Wiley v. . Logan

94 N.C. 564 | N.C. | 1886

The appeal was dismissed at the last Term, because the record had not been printed.

The petitioner represents that a judgment was rendered against him in favor of defendant, at the October Term, 1885, of Mecklenburg Superior Court, from which he took an appeal to this Court, and all the necessary steps, under the law and rules of this Court, were taken to perfect the same, and it was duly docketed in this Court.

That he was a plain farmer, and knew nothing about the rules requiring the record to be printed. That he employed a lawyer who practiced in this Court to represent his interest on the appeal, and was promised by him that he would do so; that he fully supposed if anything more was to be done, than what had been done, or should be required, that his counsel would notify him of the same; and the petitioner further states, that had he been notified of any rule requiring the record to be printed, he would promptly have caused the same to be done. But he never received such notice, and was greatly surprised when he learned from reading the certificate sent down to the Superior Court, that his appeal had been dismissed on account of the failure (566) to have the record printed. He further represents, that he is advised and believes, that he has meritorious grounds of appeal, and he now avers his willingness and ability to comply with the rule of this Court in this behalf. Wherefore he prays that his appeal be reinstated upon the docket of this Court. It is held that the spirit and equity of the provisions of Sec. 133 C. C. P., The Code, Sec. 274, extend to this Court, and the same relief will be administered in like *481 cases in this Court, as in the Superior Court. Wade v. City of New Bern,73 N.C. 318; Horne v. Horne, 75 N.C. 101. The question then is, do the facts set forth in the petition, constitute such a case as would entitle the petitioner to relief in the Superior Court.

This Court, in several cases, has recognized a distinction between the negligence of an attorney and that of the party to the action. In the former case, it has been held that the omission of an attorney, retained as counsel in a cause, to perform his duty as such in the conduct of the cause is excusable neglect in the party, and the judgment may be vacated. This interpretation was first given to this section of The Code, in the case ofGriel v. Vernon, 65 N.C. 75. In that case, the party retained an attorney to enter a plea for him, which the attorney neglected to do, and it was held that the omission of the attorney to perform an engagement to do such an act as that, was a surprise on the client; and this case was followed by the cases of Bradford v. Coit, 77 N.C. 62; Mebane v. Mebane, 80 N.C. 34;Wynne v. Prairie, 86 N.C. 73, where the above cited cases are reviewed and approved — and in the more recent case of Ellington v.Wicker, 87 N.C. 14, in which the same distinction is recognized, and the case of Wynne v. Prairie, referred to with approval.
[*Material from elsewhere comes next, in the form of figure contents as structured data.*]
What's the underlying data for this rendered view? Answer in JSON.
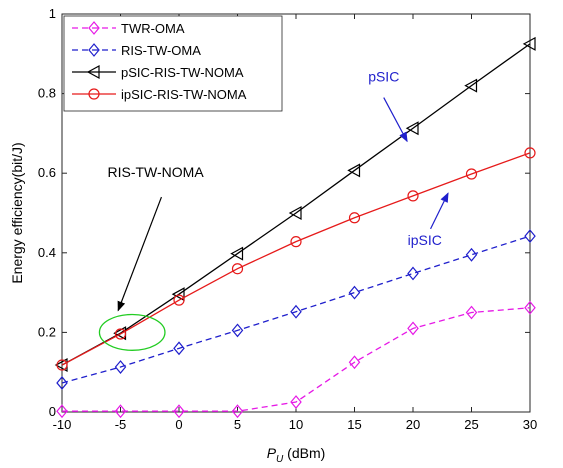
{
  "chart_data": {
    "type": "line",
    "xlabel_main": "P",
    "xlabel_sub": "U",
    "xlabel_unit": " (dBm)",
    "ylabel": "Energy efficiency(bit/J)",
    "xlim": [
      -10,
      30
    ],
    "ylim": [
      0,
      1
    ],
    "x_ticks": [
      -10,
      -5,
      0,
      5,
      10,
      15,
      20,
      25,
      30
    ],
    "y_ticks": [
      0,
      0.2,
      0.4,
      0.6,
      0.8,
      1
    ],
    "x": [
      -10,
      -5,
      0,
      5,
      10,
      15,
      20,
      25,
      30
    ],
    "grid": false,
    "legend_position": "top-left",
    "series": [
      {
        "name": "TWR-OMA",
        "color": "#e619e6",
        "dash": "dashed",
        "marker": "diamond",
        "values": [
          0.002,
          0.002,
          0.002,
          0.002,
          0.025,
          0.125,
          0.21,
          0.25,
          0.262
        ]
      },
      {
        "name": "RIS-TW-OMA",
        "color": "#1f1fcc",
        "dash": "dashed",
        "marker": "diamond",
        "values": [
          0.073,
          0.113,
          0.16,
          0.205,
          0.252,
          0.3,
          0.348,
          0.395,
          0.442
        ]
      },
      {
        "name": "pSIC-RIS-TW-NOMA",
        "color": "#000000",
        "dash": "solid",
        "marker": "triangle-left",
        "values": [
          0.118,
          0.198,
          0.296,
          0.398,
          0.5,
          0.607,
          0.713,
          0.82,
          0.925
        ]
      },
      {
        "name": "ipSIC-RIS-TW-NOMA",
        "color": "#e61a1a",
        "dash": "solid",
        "marker": "circle",
        "values": [
          0.118,
          0.196,
          0.281,
          0.36,
          0.428,
          0.488,
          0.543,
          0.598,
          0.651
        ]
      }
    ],
    "annotations": [
      {
        "text": "pSIC",
        "color": "#1f1fcc",
        "text_x": 17.5,
        "text_y": 0.83,
        "arrow_from": [
          17.5,
          0.79
        ],
        "arrow_to": [
          19.5,
          0.68
        ]
      },
      {
        "text": "ipSIC",
        "color": "#1f1fcc",
        "text_x": 21,
        "text_y": 0.42,
        "arrow_from": [
          21.5,
          0.46
        ],
        "arrow_to": [
          23,
          0.55
        ]
      },
      {
        "text": "RIS-TW-NOMA",
        "color": "#000000",
        "text_x": -2,
        "text_y": 0.59,
        "arrow_from": [
          -1.5,
          0.54
        ],
        "arrow_to": [
          -5.2,
          0.255
        ]
      }
    ],
    "ellipse": {
      "cx": -4,
      "cy": 0.2,
      "rx": 2.8,
      "ry": 0.045,
      "color": "#22cc22"
    }
  }
}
If the neglect of an attorney in the Superior Court will excuse (567) a party, much more should it have that effect in the Supreme Court, for the parties to an action in the Superior Court, are required to be present in Court, and give their attention to their action; but the parties to an appeal in this Court, are not required to be present, and, in fact, are rarely ever present. The entire management of the case after the appeal is taken, is necessarily entrusted to the counsel employed. He is expected to perform all the duties devolving by law upon an attorney in the management of the cause, and if in the progress of the cause, necessity for the personal attention of his client should arise, it is his duty to communicate the fact to him, and his omission in this respect, should not be imputed to his client as inexcusable negligence. Here, the petitioner was a plain farmer, living at a distance from Raleigh. He had taken the pains to have his appeal perfected, and employed a gentleman of the bar, of high standing in his profession, who was in the habit of attending this Court, and his attorney had promised him that he would attend to his interest in this court; but his attorney for some reason, failed to attend the Court, and his appeal was dismissed for the want of printing the record, under a rule of this Court which he had never heard of before. *482

We think these facts constitute a case of excusable negligence, and his appeal ought to be reinstated, and it is so ordered.

Motion allowed.

Cited: Bowen v. Fox, 99 N.C. 129; Griffin v. Nelson, 106 N.C. 238;Gaylord v. Berry, 169 N.C. 736; Schiele v. Ins. Co., 171 N.C. 431.